На нас постоянно устраивали облавы, а иногда и задерживали на несколько часов. Часто, задержав кого-нибудь из нас, оперативники сдавали нас в милицию вместе с фиктивными протоколами о нашем плохом поведении. Иногда милиция наказывала нас, чаще же просто отпускала: не любили они этих добровольных полицейских, а с КГБ у них и вовсе не утихала межведомственная вражда.
Весной через своих знакомых комсомольских деятелей я попытался получить для наших ребят официальный клуб при одном из райкомов комсомола. Клуб нам давали охотно, но при этом сразу же пытались ввести определенные ограничения и контроль. Первая же затея нашего клуба — выставка художников-неконформистов — была запрещена, и клуб закрылся, не успев открыться.
Тогда же, весной, меня вызвали в КГБ на допрос. До сих пор я не привлекал особого внимания КГБ, так как никогда сам на Маяке не выступал и моя функция там была чисто организаторской. Кроме организации самих чтений, нужно было обеспечивать безопасный уход читавших с площади. Пока они читали, толпа, естественно, охраняла их, но когда чтения подходили к концу, нужно было осторожно, по одному выводить читавших из толпы и незаметно для оперативников отправлять домой или в безопасное место. Иногда их приходилось в толпе переодеть, поменять шапку, подогнать машины или даже прямо задержать оперативников, отвлечь их внимание. Каждый раз это требовало много изобретательности. Все кончалось тем, что толпа еще стояла, а читать было уже некому — толпа недоуменно расходилась.
Тут-то и наступала самая трудная задача — исчезнуть нам самим.

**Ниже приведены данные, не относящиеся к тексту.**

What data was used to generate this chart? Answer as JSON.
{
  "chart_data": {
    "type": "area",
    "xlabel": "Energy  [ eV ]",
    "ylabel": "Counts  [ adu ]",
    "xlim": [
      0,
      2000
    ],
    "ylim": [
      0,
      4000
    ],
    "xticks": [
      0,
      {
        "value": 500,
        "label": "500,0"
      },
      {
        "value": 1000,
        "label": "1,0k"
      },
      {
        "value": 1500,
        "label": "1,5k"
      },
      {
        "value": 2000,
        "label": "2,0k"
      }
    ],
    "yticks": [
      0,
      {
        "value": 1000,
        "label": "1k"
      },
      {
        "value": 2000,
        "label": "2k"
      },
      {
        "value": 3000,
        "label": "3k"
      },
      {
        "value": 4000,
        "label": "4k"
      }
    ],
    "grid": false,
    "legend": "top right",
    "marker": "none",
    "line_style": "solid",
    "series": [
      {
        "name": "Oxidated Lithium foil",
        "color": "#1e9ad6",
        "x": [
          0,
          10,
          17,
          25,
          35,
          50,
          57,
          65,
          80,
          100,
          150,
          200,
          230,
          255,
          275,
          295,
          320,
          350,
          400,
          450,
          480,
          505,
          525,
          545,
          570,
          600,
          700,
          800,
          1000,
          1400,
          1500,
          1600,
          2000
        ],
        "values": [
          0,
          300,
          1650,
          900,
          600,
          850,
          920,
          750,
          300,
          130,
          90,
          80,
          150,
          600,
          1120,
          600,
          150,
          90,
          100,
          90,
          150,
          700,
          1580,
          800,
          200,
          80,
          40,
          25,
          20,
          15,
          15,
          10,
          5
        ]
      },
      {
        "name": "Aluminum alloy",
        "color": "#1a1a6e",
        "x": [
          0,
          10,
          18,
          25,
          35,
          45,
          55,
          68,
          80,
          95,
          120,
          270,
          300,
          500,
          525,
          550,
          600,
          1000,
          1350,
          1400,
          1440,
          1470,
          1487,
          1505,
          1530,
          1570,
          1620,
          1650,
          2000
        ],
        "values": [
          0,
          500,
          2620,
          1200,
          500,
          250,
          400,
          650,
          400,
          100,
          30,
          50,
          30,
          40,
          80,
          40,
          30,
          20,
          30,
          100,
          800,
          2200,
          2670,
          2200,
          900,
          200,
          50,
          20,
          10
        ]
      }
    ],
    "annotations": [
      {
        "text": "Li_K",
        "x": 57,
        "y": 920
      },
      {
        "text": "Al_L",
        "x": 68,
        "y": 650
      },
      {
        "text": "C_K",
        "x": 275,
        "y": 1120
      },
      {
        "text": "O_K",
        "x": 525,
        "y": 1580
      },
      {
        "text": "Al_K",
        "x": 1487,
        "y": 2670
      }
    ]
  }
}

Иногда дело доходило до прямой погони, и вряд ли нам удавалось бы уйти, если б не рос я в этом районе и не знал все проходные дворы в окрестностях.
Но со стороны трудно было разобраться, кто что делает. И хоть меня не раз уже задерживали, но только теперь, после моей затеи с клубом, особенно после нашего отказа от клуба, КГБ мною заинтересовался. Действительно, невольно вызывало подозрение, что я, никогда не быв комсомольцем, имею такие обширные связи в их руководстве, а в райкоме, при котором мы собирались открыть клуб, просто дневал и ночевал, присутствуя чуть не на всех их заседаниях. С клубом тоже выходила какая-то неясность: затея была одобрена горкомом и райкомом комсомола, мы свезли туда массу картин неугодной направленности, и, хоть официально выставка была тут же запрещена как идеологическая диверсия, неофициально дня два мы ее показывали-таки, несмотря на запрет. А в другом месте мы планировали сделать типографию для издания поэтических сборников, и какие-то слухи о том дошли до КГБ. В результате меня дважды допрашивали.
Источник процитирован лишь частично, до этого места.